What have we learned from the more fruitful research partnerships formed through AII Melbourne that you’d like to recreate here?
One of our flagship programs is going to be a mid-career fellowship for academics because that is something we instituted in Melbourne with Indians. There we do not just focus on academics but across disciplines, mid-career professionals would spend a month or two months as an emerging leader fellow in residence. Fortunately we have space in this office where we’ll have resident fellows from Australia, who will be selected after we advertise the fellowships. We want them to work in collaboration and partnership with their peers in Indian universities.
Some of the work that’s been done through research partnerships is outstanding. Like trauma research — Victoria has the gold standard in preventing fatalities after an accident, primarily because they’ve got systems in place. India probably has one of the worst records in terms of accidents and the help that you give that person, so there’s a joint Australia India Institute strategic research fund project on trauma research.
What have you learned about how best AII can create impact that you want to replicate in New Delhi?

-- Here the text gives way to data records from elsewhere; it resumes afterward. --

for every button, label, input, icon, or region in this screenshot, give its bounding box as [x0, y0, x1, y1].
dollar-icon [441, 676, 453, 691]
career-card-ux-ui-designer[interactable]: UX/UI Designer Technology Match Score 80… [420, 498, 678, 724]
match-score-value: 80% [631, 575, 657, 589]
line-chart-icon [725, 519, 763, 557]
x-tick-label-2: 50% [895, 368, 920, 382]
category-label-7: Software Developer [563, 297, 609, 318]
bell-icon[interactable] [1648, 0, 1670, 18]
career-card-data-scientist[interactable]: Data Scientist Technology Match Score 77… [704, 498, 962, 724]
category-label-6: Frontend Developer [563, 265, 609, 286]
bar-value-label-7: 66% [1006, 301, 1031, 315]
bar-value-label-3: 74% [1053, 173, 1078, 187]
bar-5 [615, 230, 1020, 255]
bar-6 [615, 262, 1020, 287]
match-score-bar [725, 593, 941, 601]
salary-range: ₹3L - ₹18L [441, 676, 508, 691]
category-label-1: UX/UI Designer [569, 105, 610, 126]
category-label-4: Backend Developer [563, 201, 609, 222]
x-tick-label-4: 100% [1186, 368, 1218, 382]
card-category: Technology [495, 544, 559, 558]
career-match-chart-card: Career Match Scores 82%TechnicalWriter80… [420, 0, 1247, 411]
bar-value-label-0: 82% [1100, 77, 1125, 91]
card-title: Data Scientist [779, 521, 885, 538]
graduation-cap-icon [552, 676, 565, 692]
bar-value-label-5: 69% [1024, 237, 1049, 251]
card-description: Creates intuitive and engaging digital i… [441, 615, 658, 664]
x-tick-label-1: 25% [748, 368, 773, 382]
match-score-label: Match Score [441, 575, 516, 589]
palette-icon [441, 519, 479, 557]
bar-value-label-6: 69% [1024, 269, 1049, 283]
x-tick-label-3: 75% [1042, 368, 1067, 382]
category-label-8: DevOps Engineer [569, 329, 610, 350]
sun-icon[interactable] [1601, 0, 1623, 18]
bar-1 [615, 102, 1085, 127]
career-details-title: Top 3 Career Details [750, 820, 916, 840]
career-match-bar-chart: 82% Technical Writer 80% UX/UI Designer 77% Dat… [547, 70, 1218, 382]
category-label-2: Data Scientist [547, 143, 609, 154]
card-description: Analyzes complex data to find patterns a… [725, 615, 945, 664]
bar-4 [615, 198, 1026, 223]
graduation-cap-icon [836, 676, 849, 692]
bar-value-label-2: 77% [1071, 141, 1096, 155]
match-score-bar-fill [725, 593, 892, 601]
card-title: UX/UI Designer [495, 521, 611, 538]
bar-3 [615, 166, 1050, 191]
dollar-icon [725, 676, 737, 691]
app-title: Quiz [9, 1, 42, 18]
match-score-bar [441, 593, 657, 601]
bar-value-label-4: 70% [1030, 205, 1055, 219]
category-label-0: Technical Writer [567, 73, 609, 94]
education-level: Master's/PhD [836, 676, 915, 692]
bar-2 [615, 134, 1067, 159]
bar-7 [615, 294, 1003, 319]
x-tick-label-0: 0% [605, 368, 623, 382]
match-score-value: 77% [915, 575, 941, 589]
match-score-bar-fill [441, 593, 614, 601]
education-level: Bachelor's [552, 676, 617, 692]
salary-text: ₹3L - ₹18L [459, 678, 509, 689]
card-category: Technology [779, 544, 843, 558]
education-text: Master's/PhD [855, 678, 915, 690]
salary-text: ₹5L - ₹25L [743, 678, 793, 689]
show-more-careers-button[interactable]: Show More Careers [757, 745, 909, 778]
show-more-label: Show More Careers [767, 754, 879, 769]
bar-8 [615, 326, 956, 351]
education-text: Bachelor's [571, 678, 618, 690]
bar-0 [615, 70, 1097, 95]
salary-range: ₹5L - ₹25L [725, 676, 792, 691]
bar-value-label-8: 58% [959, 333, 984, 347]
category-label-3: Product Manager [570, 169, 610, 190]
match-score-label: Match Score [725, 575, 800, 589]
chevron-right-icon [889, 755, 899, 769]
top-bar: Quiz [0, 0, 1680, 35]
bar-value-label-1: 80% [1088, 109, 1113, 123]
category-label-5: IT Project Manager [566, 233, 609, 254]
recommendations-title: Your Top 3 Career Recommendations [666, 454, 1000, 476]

I think what Melbourne and Melbourne University teach you is that you can put systems into place, so they can be idiot-proof. It doesn’t matter whether you’re brilliant individually, what matters is there’s a process and system in place. Then things will work. India goes wrong because they often look for individual brilliance and haven’t put systems in place. And that’s what I want to replicate.
One of our flagship programs is going to be the leadership dialogue,which we’re going to bring together next month. A delegation led by minister for trade Andrew Robb, with billionaire businessman Anthony Pratt, and probably mining magnate Gina Rinehart, are all coming here to have a dialogue with their counterparts. Other than foreign policy and international relations, we’re going to focus a lot on trade and business links.

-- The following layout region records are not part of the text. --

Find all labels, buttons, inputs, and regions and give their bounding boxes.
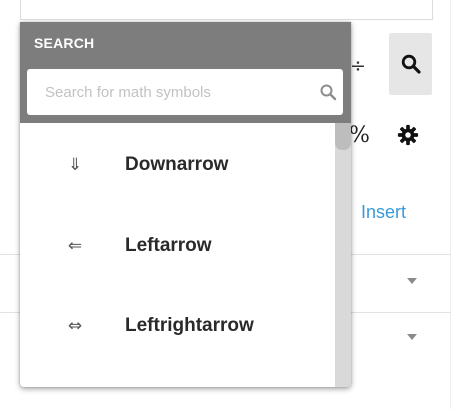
- symbol-glyph: ⇓: [67, 155, 83, 175]
- symbol-results-list: ⇓ Downarrow ⇐ Leftarrow ⇔ Leftrightarrow: [20, 123, 333, 387]
- list-item[interactable]: ⇓ Downarrow: [20, 135, 333, 195]
- percent-symbol-button[interactable]: %: [349, 123, 370, 148]
- symbol-search-popup: SEARCH ⇓ Downarrow ⇐ Leftarrow ⇔ Leftrig…: [20, 22, 351, 387]
- divide-symbol-button[interactable]: ÷: [350, 55, 366, 77]
- scrollbar-thumb[interactable]: [335, 123, 351, 150]
- panel-edge: [450, 0, 451, 409]
- symbol-label: Leftrightarrow: [125, 315, 254, 336]
- search-box: [27, 69, 343, 115]
- gear-icon[interactable]: [397, 124, 419, 146]
- symbol-label: Leftarrow: [125, 235, 212, 256]
- list-item[interactable]: ⇔ Leftrightarrow: [20, 296, 333, 356]
- popup-header: SEARCH: [20, 22, 351, 123]
- search-button[interactable]: [389, 33, 432, 95]
- chevron-down-icon[interactable]: [407, 278, 417, 284]
- insert-button[interactable]: Insert: [361, 202, 406, 223]
- scrollbar[interactable]: [335, 123, 351, 387]
- symbol-label: Downarrow: [125, 154, 229, 175]
- expression-field[interactable]: [20, 0, 433, 20]
- list-item[interactable]: ⇐ Leftarrow: [20, 216, 333, 276]
- symbol-glyph: ⇔: [67, 316, 83, 336]
- symbol-glyph: ⇐: [67, 236, 83, 256]
- popup-title: SEARCH: [34, 35, 95, 51]
- search-input[interactable]: [27, 69, 315, 115]
- search-icon: [401, 54, 421, 74]
- search-icon[interactable]: [319, 83, 337, 101]
- chevron-down-icon[interactable]: [407, 334, 417, 340]
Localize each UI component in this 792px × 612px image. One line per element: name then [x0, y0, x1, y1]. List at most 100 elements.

Talk us through AII’s biggest achievements so far.
It’s not right for me to say what are the biggest achievements. But I think the fact that we’ve been able to create a space where there’s a conversation happening, genuine partnerships in place, and great hope for the future. Today we have a critical mass of Indians here [in New Delhi] at the highest level of decision-making who recognise the importance of this relationship, and most of them were exposed to Australia by the AII. We’re the only national centre of India — in Australia — you have a proliferation of China centres — which brings together talent across disciplines. A tenured professor from Oxford University is going to be my successor in Melbourne – it tells you even the best academics from Oxford think the place to go is AII.